7. The university says it didn't mean to take the right to make contracts without the consent of staff. What do you say to that?

Right at the beginning of this, when we pointed out the terrible effects that the 2002 policy would have, the reply from the Council was "we didn't mean it". After more than three years, one committee, three Reports, four Discussions, one eminent QC and the support of 14 other law professors, aren't we entitled to expect that the Old Schools will mean what they say and say what they mean? This is legislation, after all: it will take effect once the Grace is approved, whichever way the ballot goes. If you don't mean the University to acquire the power to make contracts on your behalf, you had better vote for the amendments.

8. What happens if you lose? Is that the end of the whole dreaful row?
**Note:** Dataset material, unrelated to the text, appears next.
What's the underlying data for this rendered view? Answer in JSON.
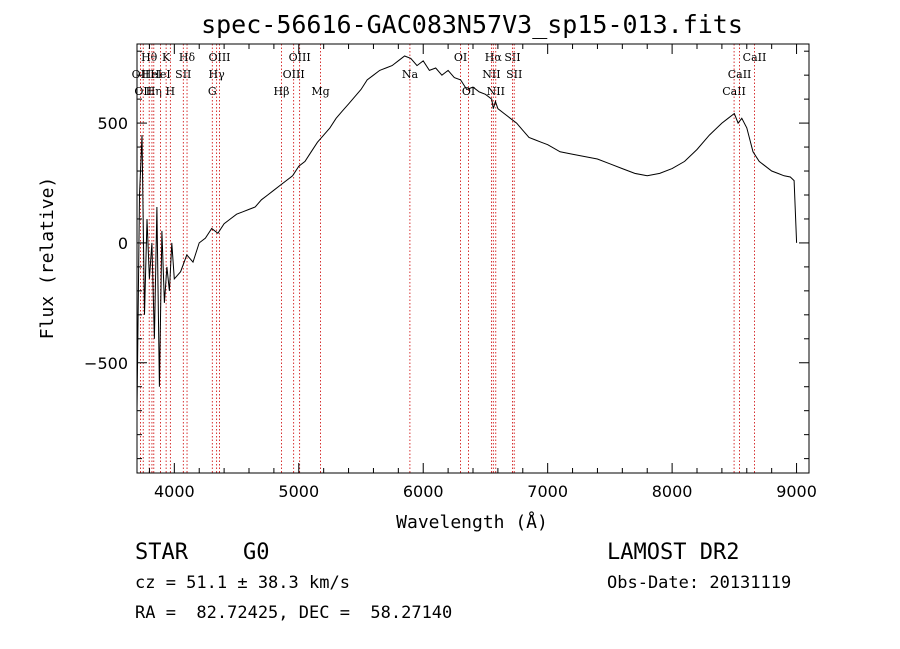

That's unlikely, for several reasons. First, tenured staff will still have much better terms than contract staff, and once the principle of levelling down has been accepted (rather than levelling up) the temptation will be for the University to ask for more. Second, the injustice of treating technologists' patents more severely than historians' books will rankle. Third, the Cambridge Enterprise bureaucracy won't make its budget - facing a choice between paying 15% tax to exploit an idea yourself or 67% tax to have it exploited by CE, you can be sure that the valuable ideas will be self-exploited and CE will end up with the turkeys. So the current share of patent income enjoyed by the centre will go down from about half to something near 15%. All these factors will create strong incentives for the centre to move against the next target - and Regulation 2 gives it the power to do so.

The net effect is likely to be that IP will remain a running sore for years. It will distract management time and attention, poison relationships between academic and administrative staff, and undermine the octocentenary fundraising campaign. We don't need any of that.

IP Ballot - Vote for the Amendments!